CFP: Contemporary Composition, Technology and Listening
Play!: Contemporary Composition, Technology and Listening
Proposals deadline: 15 July, 2005
“It has been almost 50 years since John Cage defined experimental music in terms of the contemplation of sound and the use of technology. All sound–and even silence– could and should be the stuff of music for everyone, listeners and composers alike. The tape recorder was a means of not only storing sounds, but of engaging them in new and direct ways. Meanwhile, at almost the same moment, Milton Babbitt delimited composition as serious and rational, the composer as a specialist, and technology as the handmaiden to determinacy.

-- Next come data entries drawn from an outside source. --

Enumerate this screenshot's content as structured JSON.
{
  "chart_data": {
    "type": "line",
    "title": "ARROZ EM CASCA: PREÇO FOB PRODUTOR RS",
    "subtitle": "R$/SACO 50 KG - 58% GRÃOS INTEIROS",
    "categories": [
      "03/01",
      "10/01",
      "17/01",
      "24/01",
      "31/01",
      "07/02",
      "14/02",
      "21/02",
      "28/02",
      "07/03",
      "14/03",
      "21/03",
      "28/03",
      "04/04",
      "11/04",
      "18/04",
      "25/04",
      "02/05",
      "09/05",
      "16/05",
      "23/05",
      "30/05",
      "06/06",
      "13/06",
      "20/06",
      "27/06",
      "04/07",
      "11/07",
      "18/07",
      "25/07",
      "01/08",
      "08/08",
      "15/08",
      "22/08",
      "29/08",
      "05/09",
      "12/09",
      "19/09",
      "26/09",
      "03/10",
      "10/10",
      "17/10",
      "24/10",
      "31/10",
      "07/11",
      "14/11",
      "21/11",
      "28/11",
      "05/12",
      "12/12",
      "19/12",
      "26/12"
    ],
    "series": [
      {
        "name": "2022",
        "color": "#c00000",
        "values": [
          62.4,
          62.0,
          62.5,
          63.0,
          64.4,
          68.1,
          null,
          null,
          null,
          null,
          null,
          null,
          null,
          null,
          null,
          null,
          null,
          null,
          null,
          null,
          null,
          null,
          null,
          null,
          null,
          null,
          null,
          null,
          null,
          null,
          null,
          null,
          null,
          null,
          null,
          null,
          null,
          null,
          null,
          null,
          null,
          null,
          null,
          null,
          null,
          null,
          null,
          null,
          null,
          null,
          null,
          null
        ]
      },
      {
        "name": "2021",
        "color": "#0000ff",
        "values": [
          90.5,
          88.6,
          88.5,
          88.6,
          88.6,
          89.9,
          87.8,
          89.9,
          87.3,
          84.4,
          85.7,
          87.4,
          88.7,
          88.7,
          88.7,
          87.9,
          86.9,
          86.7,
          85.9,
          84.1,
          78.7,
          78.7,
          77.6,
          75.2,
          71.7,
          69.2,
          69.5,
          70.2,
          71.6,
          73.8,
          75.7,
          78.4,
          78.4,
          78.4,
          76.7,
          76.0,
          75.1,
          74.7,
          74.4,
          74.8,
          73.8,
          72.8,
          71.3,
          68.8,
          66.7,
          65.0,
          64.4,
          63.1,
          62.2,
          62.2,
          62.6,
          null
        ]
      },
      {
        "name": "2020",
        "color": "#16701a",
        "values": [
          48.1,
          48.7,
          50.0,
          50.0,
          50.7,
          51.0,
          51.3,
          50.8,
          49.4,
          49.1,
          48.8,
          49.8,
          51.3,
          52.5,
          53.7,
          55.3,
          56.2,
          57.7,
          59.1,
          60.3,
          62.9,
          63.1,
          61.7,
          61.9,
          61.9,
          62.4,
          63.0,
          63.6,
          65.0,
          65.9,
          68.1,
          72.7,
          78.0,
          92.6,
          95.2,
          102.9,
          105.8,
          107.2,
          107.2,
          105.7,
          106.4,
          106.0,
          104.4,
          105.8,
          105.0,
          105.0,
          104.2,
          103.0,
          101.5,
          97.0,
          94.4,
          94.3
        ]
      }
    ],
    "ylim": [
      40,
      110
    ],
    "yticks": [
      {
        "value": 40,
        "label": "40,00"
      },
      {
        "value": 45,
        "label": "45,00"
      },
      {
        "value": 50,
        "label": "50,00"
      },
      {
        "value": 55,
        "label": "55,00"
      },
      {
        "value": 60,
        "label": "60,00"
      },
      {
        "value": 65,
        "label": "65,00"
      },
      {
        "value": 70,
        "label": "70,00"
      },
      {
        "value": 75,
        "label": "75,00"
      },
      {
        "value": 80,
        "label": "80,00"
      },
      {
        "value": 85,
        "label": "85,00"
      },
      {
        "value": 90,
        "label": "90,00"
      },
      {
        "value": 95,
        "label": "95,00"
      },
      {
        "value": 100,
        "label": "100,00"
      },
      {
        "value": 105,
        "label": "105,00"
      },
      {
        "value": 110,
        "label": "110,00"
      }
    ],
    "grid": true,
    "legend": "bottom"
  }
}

Matt Malsky and David Claman, the directors of the Extensible Toy Piano Project, invite paper proposals for a symposium as part of the project’s Festival on November 5-6, 2005. Presentations will be 30 minutes long. Possible topics on the themes of the festival might include (but are not limited to):
- musical (post)modernism: aesthetic contemplation vs. intellectual endeavor.
- overwhelming noise & disturbed silence: entertainment & the relationship of electroacoustic music to mass culture.
- music and technoculture: musical creativity and technological possibility.
- fun and form: toys as expressive objects and their listening subjects.
- multimedia and new music:the intersection of new musical instruments in diverse media.
- the political economy of contemporary composition: the composer and our division of musical labor.
- the (impossible) concert: music in everyday/public life.
- the live and the canned: performance and listening in the age of the studio.
- post-literacy in music: aurality vs. orality.